Skip to content

strip_accents_unicode fails to strip accents from strings already in NFKD form #65

@rowan-stein

Description

@rowan-stein

strip_accents_unicode fails to strip accents from strings that are already in NFKD form

User Request

The strip_accents="unicode" feature of CountVectorizer (and related utilities) does not strip combining accents for inputs that are already in NFKD form. Composed and decomposed forms of the same character should normalize to the same accent-stripped base string, but currently only the composed form is handled correctly.

Steps/Code to Reproduce

import unicodedata
from sklearn.feature_extraction.text import strip_accents_unicode

# One code point: LATIN SMALL LETTER N WITH TILDE (U+00F1)
s1 = 'ñ'

# Two code points: LATIN SMALL LETTER N (U+006E) + COMBINING TILDE (U+0303)
s2 = 'n' + '\u0303'

print(strip_accents_unicode(s1))  # expected: 'n'
print(strip_accents_unicode(s2))  # expected: 'n' (currently returns: 'n' + U+0303)

Expected Results

Both s1 and s2 should normalize to 'n'.

Actual Results

s2 remains unchanged because strip_accents_unicode short-circuits when the string is already in NFKD form, skipping combining-mark removal.

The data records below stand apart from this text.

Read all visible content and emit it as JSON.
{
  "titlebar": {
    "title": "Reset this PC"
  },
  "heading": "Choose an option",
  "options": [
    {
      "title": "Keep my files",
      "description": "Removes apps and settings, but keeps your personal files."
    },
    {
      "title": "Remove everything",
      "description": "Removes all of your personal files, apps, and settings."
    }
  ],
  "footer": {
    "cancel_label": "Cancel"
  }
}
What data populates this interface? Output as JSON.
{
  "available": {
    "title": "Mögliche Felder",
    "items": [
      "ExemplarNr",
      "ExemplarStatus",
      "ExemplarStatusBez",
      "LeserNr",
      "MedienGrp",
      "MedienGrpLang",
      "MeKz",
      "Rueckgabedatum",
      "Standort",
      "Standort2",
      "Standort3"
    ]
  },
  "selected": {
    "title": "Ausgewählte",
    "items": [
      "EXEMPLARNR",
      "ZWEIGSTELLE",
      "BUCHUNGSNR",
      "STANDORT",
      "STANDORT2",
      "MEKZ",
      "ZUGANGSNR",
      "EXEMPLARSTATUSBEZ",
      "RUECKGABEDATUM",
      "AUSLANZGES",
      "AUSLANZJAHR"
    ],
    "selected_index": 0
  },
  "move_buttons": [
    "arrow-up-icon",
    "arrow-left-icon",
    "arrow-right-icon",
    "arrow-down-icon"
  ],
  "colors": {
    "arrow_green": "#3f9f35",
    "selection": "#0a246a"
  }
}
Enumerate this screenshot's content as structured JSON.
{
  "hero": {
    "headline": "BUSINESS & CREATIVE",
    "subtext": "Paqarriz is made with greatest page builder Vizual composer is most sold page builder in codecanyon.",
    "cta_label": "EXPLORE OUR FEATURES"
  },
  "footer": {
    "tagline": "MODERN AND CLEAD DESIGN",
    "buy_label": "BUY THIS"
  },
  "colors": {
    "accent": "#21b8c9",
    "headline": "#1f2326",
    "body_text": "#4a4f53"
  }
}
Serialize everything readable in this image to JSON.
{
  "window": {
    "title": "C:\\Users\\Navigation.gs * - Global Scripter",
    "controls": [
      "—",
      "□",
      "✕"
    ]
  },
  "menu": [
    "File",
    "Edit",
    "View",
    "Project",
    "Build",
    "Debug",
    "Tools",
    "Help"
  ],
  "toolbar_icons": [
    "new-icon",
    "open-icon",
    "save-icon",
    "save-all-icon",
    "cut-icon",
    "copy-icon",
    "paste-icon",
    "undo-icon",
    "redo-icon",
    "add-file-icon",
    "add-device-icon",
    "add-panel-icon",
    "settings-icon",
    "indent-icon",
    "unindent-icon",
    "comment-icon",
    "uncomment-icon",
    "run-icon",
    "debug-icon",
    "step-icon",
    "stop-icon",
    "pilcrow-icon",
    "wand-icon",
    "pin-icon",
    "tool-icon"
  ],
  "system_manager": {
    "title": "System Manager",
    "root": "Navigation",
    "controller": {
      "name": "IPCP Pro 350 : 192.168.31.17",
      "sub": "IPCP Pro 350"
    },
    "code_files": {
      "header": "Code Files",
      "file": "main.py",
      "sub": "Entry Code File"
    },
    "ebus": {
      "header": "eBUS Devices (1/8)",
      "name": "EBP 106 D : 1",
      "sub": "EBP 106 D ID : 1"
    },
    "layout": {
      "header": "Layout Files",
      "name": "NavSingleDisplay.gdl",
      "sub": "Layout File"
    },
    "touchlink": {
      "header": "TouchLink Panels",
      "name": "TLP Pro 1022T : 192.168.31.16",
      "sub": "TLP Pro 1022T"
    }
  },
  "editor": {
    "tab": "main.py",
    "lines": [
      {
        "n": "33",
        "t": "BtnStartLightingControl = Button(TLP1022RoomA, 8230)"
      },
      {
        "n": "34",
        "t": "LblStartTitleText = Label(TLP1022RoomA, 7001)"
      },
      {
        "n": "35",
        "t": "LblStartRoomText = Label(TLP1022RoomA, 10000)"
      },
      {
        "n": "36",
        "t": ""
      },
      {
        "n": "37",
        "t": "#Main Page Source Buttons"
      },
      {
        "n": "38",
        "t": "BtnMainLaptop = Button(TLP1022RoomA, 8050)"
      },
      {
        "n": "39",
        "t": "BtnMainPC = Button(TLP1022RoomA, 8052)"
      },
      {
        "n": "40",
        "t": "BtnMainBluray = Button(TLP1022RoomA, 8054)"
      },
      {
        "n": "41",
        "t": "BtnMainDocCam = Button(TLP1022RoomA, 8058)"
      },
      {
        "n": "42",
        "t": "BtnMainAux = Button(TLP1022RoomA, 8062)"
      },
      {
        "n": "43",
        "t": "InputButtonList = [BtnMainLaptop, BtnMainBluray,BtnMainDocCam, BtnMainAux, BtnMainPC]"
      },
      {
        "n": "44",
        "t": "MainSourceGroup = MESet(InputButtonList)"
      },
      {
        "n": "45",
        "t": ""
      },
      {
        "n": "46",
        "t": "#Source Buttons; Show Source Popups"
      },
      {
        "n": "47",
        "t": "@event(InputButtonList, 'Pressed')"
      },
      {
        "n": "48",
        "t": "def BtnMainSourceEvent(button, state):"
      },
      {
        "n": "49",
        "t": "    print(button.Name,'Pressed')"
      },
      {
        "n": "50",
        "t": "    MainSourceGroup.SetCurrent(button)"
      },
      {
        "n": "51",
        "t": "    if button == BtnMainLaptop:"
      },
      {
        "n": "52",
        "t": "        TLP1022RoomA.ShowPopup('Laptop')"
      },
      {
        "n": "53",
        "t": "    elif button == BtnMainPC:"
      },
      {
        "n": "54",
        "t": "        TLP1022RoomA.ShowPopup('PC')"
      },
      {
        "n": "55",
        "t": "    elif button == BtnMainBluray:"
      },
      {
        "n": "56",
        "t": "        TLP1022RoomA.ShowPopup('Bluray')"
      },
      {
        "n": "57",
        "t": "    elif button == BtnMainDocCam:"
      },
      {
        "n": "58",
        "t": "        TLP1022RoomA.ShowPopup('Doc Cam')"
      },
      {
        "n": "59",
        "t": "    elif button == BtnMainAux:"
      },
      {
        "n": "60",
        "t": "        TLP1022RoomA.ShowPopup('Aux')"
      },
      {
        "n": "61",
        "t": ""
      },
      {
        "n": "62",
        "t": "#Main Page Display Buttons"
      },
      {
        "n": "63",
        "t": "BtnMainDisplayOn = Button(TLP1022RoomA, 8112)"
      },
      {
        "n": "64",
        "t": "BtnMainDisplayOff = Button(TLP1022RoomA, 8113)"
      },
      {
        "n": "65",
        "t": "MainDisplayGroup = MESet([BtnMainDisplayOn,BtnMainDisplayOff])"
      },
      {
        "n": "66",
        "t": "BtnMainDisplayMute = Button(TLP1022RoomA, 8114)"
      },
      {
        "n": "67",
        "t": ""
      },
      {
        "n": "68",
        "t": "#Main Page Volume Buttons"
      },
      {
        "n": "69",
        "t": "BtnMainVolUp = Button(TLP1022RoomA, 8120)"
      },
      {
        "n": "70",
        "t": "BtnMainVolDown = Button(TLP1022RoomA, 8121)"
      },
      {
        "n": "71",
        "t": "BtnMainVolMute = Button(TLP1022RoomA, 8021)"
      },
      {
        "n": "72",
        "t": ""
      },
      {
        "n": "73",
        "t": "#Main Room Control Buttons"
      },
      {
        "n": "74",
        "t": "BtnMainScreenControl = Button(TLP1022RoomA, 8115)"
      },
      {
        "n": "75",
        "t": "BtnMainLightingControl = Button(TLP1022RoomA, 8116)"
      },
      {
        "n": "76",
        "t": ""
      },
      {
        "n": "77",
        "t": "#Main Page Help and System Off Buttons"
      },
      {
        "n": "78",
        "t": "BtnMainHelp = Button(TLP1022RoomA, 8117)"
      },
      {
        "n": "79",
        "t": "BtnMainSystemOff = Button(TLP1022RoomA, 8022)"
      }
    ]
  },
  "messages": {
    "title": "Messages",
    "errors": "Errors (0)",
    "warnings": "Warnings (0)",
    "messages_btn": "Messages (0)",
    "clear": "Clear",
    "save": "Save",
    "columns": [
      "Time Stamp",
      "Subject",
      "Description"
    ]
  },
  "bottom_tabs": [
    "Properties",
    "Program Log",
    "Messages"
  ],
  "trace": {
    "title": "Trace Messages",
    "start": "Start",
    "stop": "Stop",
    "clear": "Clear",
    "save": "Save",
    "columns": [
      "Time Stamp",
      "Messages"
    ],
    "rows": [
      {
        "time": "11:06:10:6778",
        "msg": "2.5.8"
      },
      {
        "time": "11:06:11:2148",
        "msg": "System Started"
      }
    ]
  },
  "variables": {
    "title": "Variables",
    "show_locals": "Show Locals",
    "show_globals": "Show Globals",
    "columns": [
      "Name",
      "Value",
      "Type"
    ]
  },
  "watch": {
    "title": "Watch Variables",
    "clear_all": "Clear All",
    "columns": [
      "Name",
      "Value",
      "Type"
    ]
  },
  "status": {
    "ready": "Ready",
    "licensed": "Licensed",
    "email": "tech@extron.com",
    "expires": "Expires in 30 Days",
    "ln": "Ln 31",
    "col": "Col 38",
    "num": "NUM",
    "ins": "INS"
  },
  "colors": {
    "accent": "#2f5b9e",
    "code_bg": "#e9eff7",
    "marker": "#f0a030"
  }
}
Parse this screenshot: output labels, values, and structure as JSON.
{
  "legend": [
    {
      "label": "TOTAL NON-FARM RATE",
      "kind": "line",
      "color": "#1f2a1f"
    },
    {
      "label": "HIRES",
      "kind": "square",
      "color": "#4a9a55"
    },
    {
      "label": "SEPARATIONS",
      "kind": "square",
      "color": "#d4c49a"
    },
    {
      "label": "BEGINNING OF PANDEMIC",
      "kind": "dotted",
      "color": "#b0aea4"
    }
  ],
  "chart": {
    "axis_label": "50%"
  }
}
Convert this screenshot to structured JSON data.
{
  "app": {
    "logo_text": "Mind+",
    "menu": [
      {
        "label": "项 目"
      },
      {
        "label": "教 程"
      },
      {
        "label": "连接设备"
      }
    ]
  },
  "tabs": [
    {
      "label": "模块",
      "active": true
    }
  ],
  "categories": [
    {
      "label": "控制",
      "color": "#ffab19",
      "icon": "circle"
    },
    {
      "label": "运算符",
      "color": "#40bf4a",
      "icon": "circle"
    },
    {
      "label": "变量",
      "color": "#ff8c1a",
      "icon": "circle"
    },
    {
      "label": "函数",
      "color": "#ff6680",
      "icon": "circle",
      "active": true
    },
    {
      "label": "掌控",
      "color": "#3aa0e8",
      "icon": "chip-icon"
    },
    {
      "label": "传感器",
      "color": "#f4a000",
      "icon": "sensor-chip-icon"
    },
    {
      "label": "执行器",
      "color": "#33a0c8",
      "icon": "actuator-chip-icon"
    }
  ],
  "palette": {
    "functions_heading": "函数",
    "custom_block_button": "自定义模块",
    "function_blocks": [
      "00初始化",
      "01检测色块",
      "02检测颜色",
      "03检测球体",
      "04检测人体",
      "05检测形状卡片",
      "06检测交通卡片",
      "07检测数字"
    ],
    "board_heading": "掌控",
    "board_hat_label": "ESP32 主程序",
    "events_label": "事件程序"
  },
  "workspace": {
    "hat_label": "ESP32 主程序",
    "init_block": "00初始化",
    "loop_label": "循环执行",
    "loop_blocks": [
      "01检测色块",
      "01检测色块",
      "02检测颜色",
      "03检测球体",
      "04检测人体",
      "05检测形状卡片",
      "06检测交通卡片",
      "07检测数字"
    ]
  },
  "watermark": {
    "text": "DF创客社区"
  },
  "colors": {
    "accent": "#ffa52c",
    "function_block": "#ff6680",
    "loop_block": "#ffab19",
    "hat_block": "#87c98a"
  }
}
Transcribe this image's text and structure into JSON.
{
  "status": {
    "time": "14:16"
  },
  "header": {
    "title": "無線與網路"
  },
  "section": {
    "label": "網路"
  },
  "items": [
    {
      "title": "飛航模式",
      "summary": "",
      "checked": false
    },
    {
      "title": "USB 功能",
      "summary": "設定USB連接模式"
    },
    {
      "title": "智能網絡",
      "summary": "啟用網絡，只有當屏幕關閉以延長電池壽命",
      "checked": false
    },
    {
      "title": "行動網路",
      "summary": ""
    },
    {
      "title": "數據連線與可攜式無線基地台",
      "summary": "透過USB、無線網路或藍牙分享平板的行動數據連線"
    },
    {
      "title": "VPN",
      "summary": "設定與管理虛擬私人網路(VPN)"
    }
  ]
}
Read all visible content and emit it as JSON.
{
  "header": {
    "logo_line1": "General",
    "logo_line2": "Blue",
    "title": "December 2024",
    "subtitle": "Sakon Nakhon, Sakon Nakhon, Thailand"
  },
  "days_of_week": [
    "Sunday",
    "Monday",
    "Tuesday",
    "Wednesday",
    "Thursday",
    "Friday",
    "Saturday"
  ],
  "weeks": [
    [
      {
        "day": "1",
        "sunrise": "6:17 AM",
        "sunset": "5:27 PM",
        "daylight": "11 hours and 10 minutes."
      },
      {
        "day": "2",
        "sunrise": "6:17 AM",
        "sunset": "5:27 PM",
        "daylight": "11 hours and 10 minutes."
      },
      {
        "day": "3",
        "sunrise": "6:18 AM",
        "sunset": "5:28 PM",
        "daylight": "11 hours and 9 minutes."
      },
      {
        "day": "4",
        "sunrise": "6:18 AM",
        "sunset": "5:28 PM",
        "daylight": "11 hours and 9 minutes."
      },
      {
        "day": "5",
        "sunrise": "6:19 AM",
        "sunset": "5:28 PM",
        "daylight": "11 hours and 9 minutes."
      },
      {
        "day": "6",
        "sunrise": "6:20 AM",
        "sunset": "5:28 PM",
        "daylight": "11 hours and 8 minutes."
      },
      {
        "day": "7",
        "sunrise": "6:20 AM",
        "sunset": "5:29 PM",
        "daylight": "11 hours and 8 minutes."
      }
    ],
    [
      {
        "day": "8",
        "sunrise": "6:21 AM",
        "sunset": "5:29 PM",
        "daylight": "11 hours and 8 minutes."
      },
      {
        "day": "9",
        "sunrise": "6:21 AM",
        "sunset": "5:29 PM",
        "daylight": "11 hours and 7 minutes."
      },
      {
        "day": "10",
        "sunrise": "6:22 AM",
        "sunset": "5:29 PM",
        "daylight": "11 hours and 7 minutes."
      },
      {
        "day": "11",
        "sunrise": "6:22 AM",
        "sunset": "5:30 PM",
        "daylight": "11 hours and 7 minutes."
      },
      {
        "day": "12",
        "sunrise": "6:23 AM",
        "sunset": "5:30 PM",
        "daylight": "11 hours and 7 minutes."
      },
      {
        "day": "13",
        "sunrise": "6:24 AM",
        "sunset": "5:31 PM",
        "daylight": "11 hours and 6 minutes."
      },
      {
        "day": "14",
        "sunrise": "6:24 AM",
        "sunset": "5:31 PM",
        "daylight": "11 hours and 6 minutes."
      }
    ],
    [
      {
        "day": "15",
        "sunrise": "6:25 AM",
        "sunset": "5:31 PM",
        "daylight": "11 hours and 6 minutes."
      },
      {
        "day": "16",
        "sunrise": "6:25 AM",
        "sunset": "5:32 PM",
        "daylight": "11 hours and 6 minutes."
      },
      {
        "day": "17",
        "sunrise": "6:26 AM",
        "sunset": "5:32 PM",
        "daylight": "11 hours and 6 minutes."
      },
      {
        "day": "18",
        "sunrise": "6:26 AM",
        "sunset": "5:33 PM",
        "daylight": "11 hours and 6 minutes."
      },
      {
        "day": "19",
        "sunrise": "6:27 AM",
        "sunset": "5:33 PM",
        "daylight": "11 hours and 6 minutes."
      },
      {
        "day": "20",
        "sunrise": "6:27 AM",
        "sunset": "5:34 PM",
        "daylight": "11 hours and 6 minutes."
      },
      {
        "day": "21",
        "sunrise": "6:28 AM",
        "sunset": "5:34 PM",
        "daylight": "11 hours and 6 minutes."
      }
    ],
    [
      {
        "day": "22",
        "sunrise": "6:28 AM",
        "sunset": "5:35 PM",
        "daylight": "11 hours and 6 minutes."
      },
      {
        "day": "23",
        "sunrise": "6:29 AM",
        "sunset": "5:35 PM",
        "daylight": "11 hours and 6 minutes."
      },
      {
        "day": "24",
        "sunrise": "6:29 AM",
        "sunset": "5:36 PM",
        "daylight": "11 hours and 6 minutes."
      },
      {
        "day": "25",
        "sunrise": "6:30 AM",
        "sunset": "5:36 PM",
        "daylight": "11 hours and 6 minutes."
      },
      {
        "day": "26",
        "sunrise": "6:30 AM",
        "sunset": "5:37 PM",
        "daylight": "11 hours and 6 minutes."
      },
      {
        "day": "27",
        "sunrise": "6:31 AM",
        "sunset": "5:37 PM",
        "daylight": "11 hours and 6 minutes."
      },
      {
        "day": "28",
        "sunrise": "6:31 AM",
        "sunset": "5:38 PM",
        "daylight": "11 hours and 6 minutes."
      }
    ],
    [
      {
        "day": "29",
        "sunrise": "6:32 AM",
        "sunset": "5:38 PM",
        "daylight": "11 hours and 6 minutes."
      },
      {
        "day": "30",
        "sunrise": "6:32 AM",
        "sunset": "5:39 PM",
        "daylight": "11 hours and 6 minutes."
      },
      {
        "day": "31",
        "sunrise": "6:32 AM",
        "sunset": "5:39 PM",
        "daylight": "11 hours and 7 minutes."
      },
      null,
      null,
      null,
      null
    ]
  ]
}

Observed Failure and Stack Trace

To surface the failure under pytest, add this test locally and run:

pytest -q sklearn/feature_extraction/tests/test_text.py -k decomposed --maxfail=1 -vv

Example failing assertion before the fix:

>       assert strip_accents_unicode('n' + '\u0303') == 'n'
E       AssertionError: assert 'ñ' == 'n'
E         - ñ
E         + n

(Here 'ñ' is the letter 'n' followed by U+0303 COMBINING TILDE.)

Researcher Specification (Summary)

  • Root cause: strip_accents_unicode performs NFKD normalization and returns early when normalized == s, which leaves combining marks intact for inputs already in NFKD.
  • Proposed behavior: Always remove combining marks after NFKD normalization, regardless of whether the input changes during normalization.
  • Algorithmic steps:
    1. normalized = unicodedata.normalize('NFKD', s)
    2. Return a new string with all code points where unicodedata.combining(c) == 0.
  • Edge cases: This retains existing NFKD semantics (e.g., ligature decomposition), and strips diacritics across scripts (Arabic, Latin, etc.).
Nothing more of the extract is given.